In announcing the capital distribution, K1 Ventures also released a fantastic 1Q 2016, which saw a net profit of $87 million. Revenue was $89.3 million for the first quarter ended 30 September 2015 compared to $2.9 million in the prior year period driven by an increase in investment income from KUH, attributable to the receipt of a cash distribution of approximately $85.6 million. The balance sheet is also in great shape because net current assets is $144 million and there is no outstanding borrowing. After the disposal of Helm, K1 Ventures had finally become more “asset-lite” and not burden by the heavy borrowings. Cash-flow is also good, with the operating activities at $84 million and cash and equivalents at $135 million.
I have been tracking K1 Ventures for more than ten years and I must salute the CEO and Chairman, Steven Jay Green for his Midas touch and investment foresight. He was appointed to head the company in 2001, during the 9/11 terrorist attack. At a time when global investment appetite was extremely low, especially in the United States, he actually overhauled K1 Ventures’ investments to focus in the United States market. Some of the notable major investments included Helm, McMoran Exploration, Knowledge Universe Holdings and Guggenheim Capital. These investments had turned out to be gold mines for K1 Ventures and shareholders were rewarded time and again with the generous dividends dished out by the management. Investors who had invested in this stock since 2001 would have got dividends of $0.27 per share!
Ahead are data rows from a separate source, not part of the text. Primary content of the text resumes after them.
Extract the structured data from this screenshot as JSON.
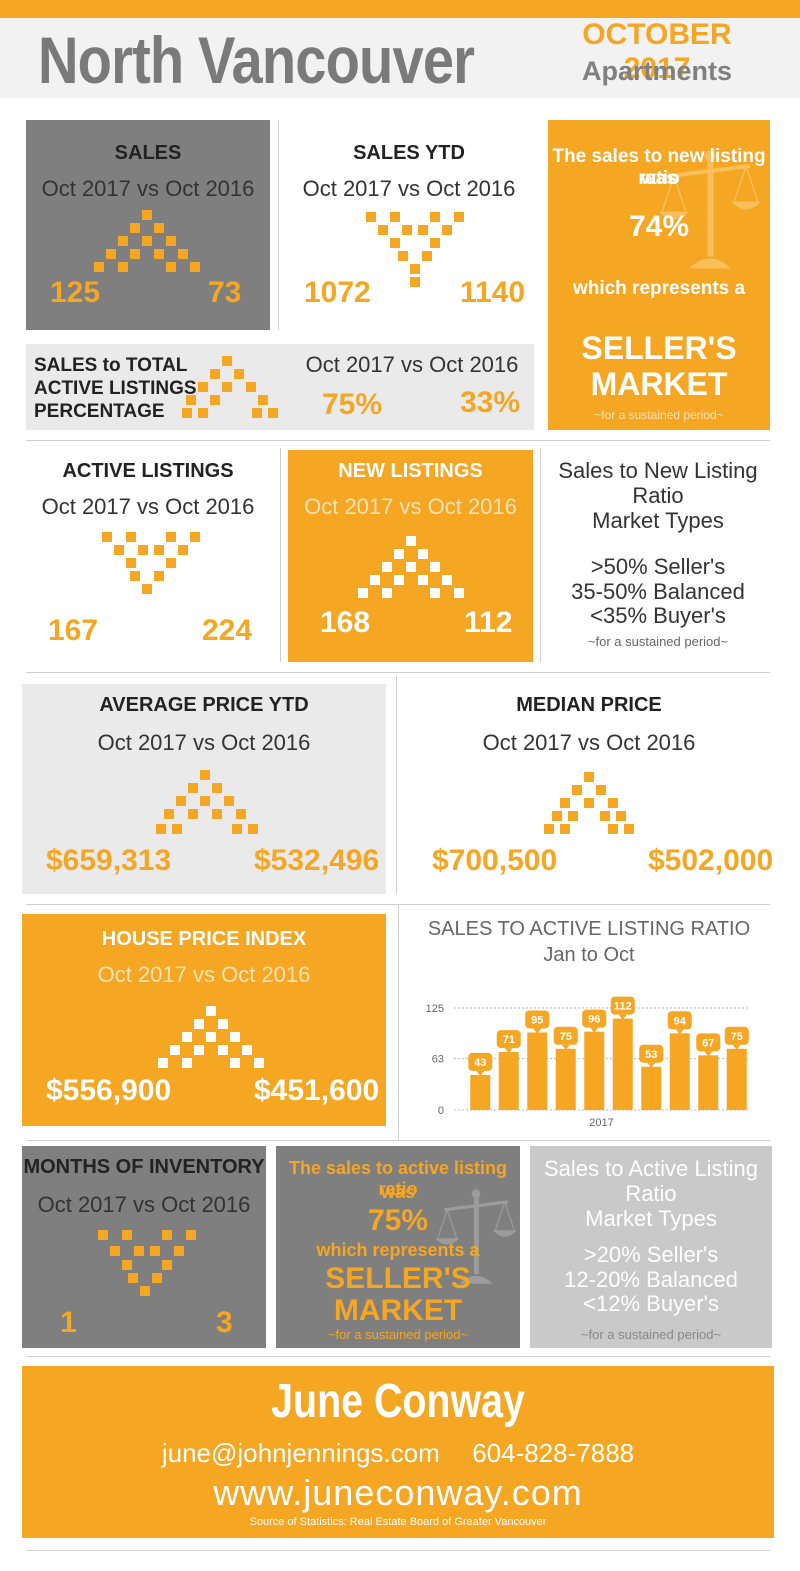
{
  "header": {
    "title": "North Vancouver",
    "date": "OCTOBER 2017",
    "subtitle": "Apartments"
  },
  "sales": {
    "title": "SALES",
    "compare": "Oct 2017 vs Oct 2016",
    "v2017": "125",
    "v2016": "73"
  },
  "sales_ytd": {
    "title": "SALES YTD",
    "compare": "Oct 2017 vs Oct 2016",
    "v2017": "1072",
    "v2016": "1140"
  },
  "ratio_box": {
    "line1": "The sales to new listing ratio",
    "line2": "was",
    "pct": "74%",
    "line3": "which represents a",
    "market1": "SELLER'S",
    "market2": "MARKET",
    "note": "~for a sustained period~"
  },
  "sales_total": {
    "l1": "SALES to TOTAL",
    "l2": "ACTIVE LISTINGS",
    "l3": "PERCENTAGE",
    "compare": "Oct 2017 vs Oct 2016",
    "v2017": "75%",
    "v2016": "33%"
  },
  "active_listings": {
    "title": "ACTIVE LISTINGS",
    "compare": "Oct 2017 vs Oct 2016",
    "v2017": "167",
    "v2016": "224"
  },
  "new_listings": {
    "title": "NEW LISTINGS",
    "compare": "Oct 2017 vs Oct 2016",
    "v2017": "168",
    "v2016": "112"
  },
  "market_types_1": {
    "l1": "Sales to New Listing",
    "l2": "Ratio",
    "l3": "Market Types",
    "s": ">50% Seller's",
    "b": "35-50% Balanced",
    "u": "<35% Buyer's",
    "note": "~for a sustained period~"
  },
  "avg_price": {
    "title": "AVERAGE PRICE YTD",
    "compare": "Oct 2017 vs Oct 2016",
    "v2017": "$659,313",
    "v2016": "$532,496"
  },
  "median_price": {
    "title": "MEDIAN PRICE",
    "compare": "Oct 2017 vs Oct 2016",
    "v2017": "$700,500",
    "v2016": "$502,000"
  },
  "hpi": {
    "title": "HOUSE PRICE INDEX",
    "compare": "Oct 2017 vs Oct 2016",
    "v2017": "$556,900",
    "v2016": "$451,600"
  },
  "chart_data": {
    "type": "bar",
    "title": "SALES TO ACTIVE LISTING RATIO",
    "subtitle": "Jan to Oct",
    "xlabel": "2017",
    "values": [
      43,
      71,
      95,
      75,
      96,
      112,
      53,
      94,
      67,
      75
    ],
    "yticks": [
      0,
      63,
      125
    ],
    "ylim": [
      0,
      125
    ],
    "color": "#f5a623"
  },
  "moi": {
    "title": "MONTHS OF INVENTORY",
    "compare": "Oct 2017 vs Oct 2016",
    "v2017": "1",
    "v2016": "3"
  },
  "ratio_box2": {
    "line1": "The sales to active listing ratio",
    "line2": "was",
    "pct": "75%",
    "line3": "which represents a",
    "market1": "SELLER'S",
    "market2": "MARKET",
    "note": "~for a sustained period~"
  },
  "market_types_2": {
    "l1": "Sales to Active Listing",
    "l2": "Ratio",
    "l3": "Market Types",
    "s": ">20% Seller's",
    "b": "12-20% Balanced",
    "u": "<12% Buyer's",
    "note": "~for a sustained period~"
  },
  "footer": {
    "name": "June Conway",
    "email": "june@johnjennings.com",
    "phone": "604-828-7888",
    "web": "www.juneconway.com",
    "source": "Source of Statistics: Real Estate Board of Greater Vancouver"
  },
  "colors": {
    "accent": "#f5a623",
    "gray": "#7f7f7f",
    "light": "#eaeaea"
  }
}
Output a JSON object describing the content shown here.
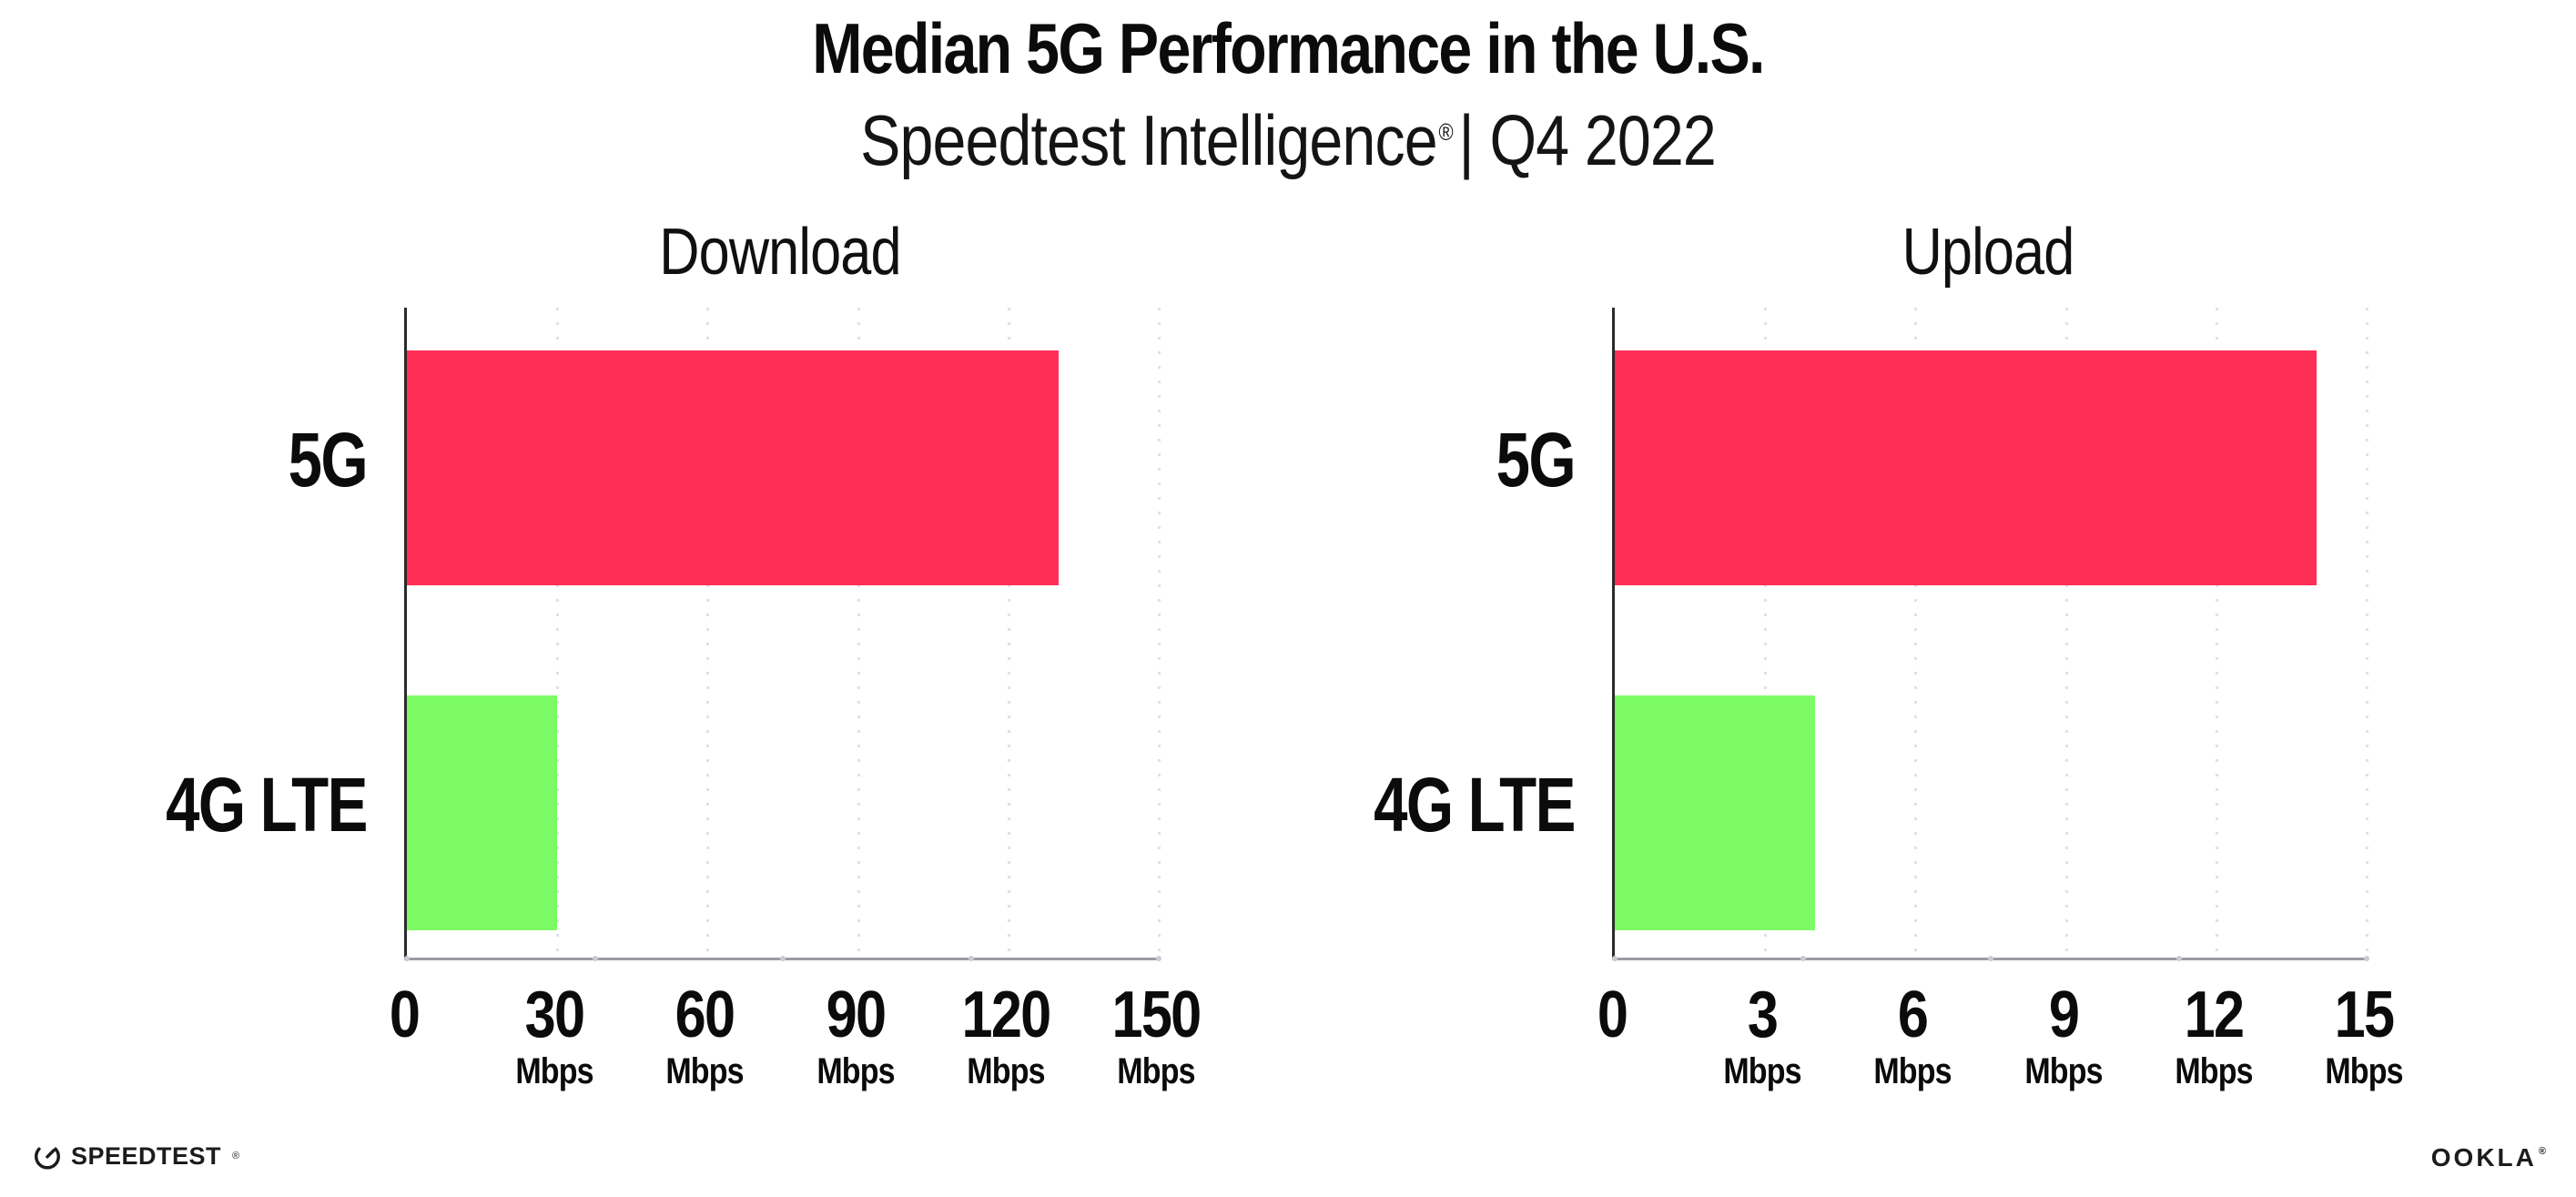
{
  "header": {
    "title": "Median 5G Performance in the U.S.",
    "subtitle_brand": "Speedtest Intelligence",
    "subtitle_reg": "®",
    "subtitle_rest": "| Q4 2022"
  },
  "chart_data": [
    {
      "type": "bar",
      "orientation": "horizontal",
      "title": "Download",
      "categories": [
        "5G",
        "4G LTE"
      ],
      "values": [
        130,
        30
      ],
      "unit": "Mbps",
      "xticks": [
        0,
        30,
        60,
        90,
        120,
        150
      ],
      "xlim": [
        0,
        150
      ],
      "grid": "dotted-vertical",
      "legend": "none"
    },
    {
      "type": "bar",
      "orientation": "horizontal",
      "title": "Upload",
      "categories": [
        "5G",
        "4G LTE"
      ],
      "values": [
        14,
        4
      ],
      "unit": "Mbps",
      "xticks": [
        0,
        3,
        6,
        9,
        12,
        15
      ],
      "xlim": [
        0,
        15
      ],
      "grid": "dotted-vertical",
      "legend": "none"
    }
  ],
  "colors": {
    "bars": [
      "#FF2E56",
      "#7CFB66"
    ],
    "spine": "#2B2B2B",
    "axis": "#9B9BA1",
    "grid": "#E0E0EA",
    "text": "#0B0B0B"
  },
  "footer": {
    "speedtest_label": "SPEEDTEST",
    "speedtest_mark": "®",
    "ookla_label": "OOKLA",
    "ookla_mark": "®"
  }
}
Besides the above, the company has also undertook to consolidate share of
every five existing issued ordinary shares into one share. The move is aimed at meeting SGX’s new minimum trading price of $0.20 per share. At this moment, the consolidation exercise is still on-going, so it is unclear what will be the share price after the exercise. But I reckon after the capital reduction and share consolidation, the range of the share price should be $0.85 to $0.95. Market sentiments played an important part and given the current market conditions, investors may not price the stock at its market value.
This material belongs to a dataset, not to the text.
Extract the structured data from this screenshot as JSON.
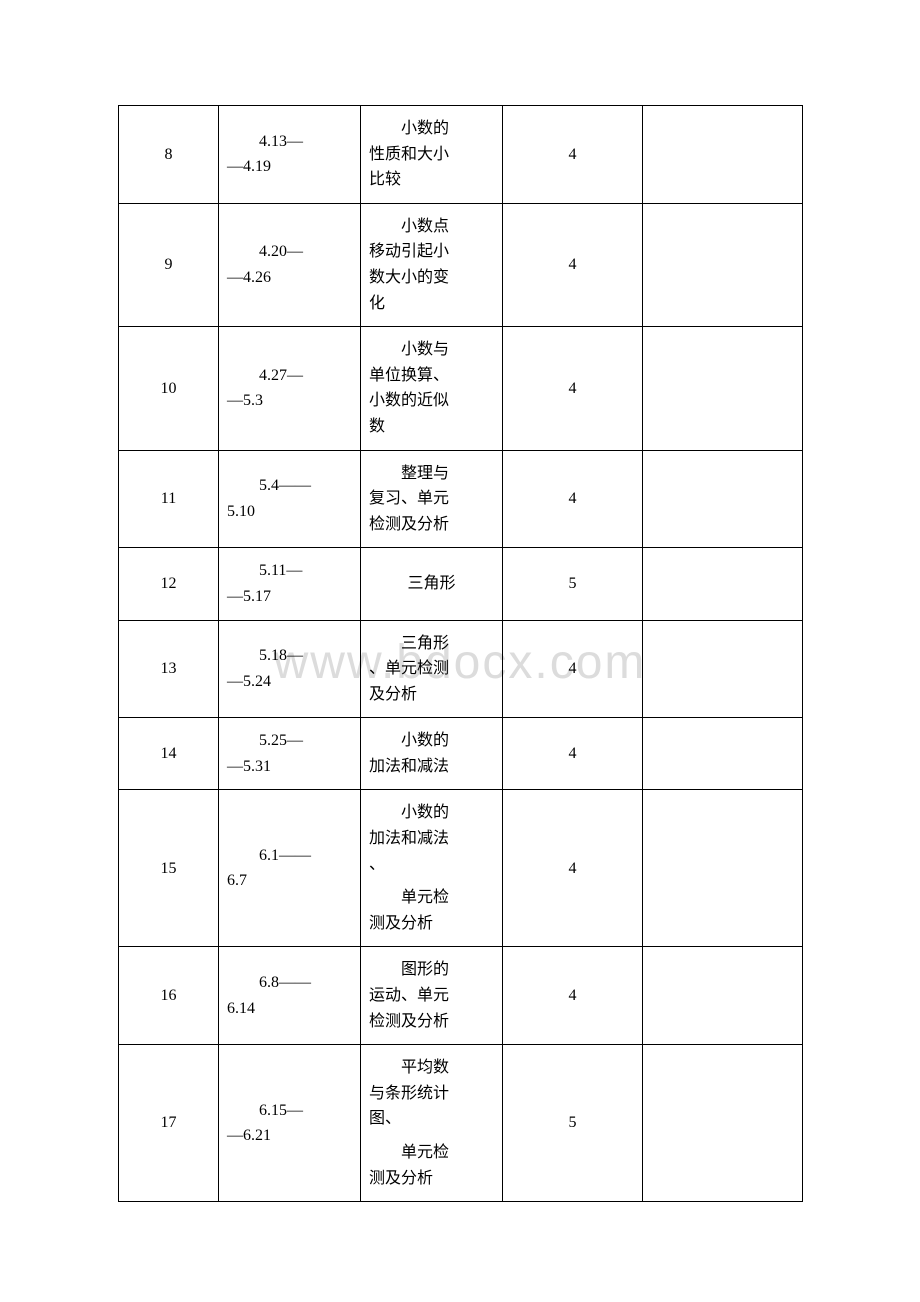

The parent company of K1 Ventures is Keppel Corp but the latter has been very passive in running K1 Ventures, leaving most of the management execution to the CEO Steven. Based on its track records, K1 Ventures is expected to continue to do well and the next trump card should be Guggenheim Capital. The CEO Steven has extensive experience in the United States market, so it would be interesting how he will realize significant profits for K1 Ventures after sinking US$100 million in Guggenheim Capital.
Not vested at the moment in this stock and investors should take note that this counter is currently in share consolidation exercise, so it remains to be seen at what level the share will stabilise.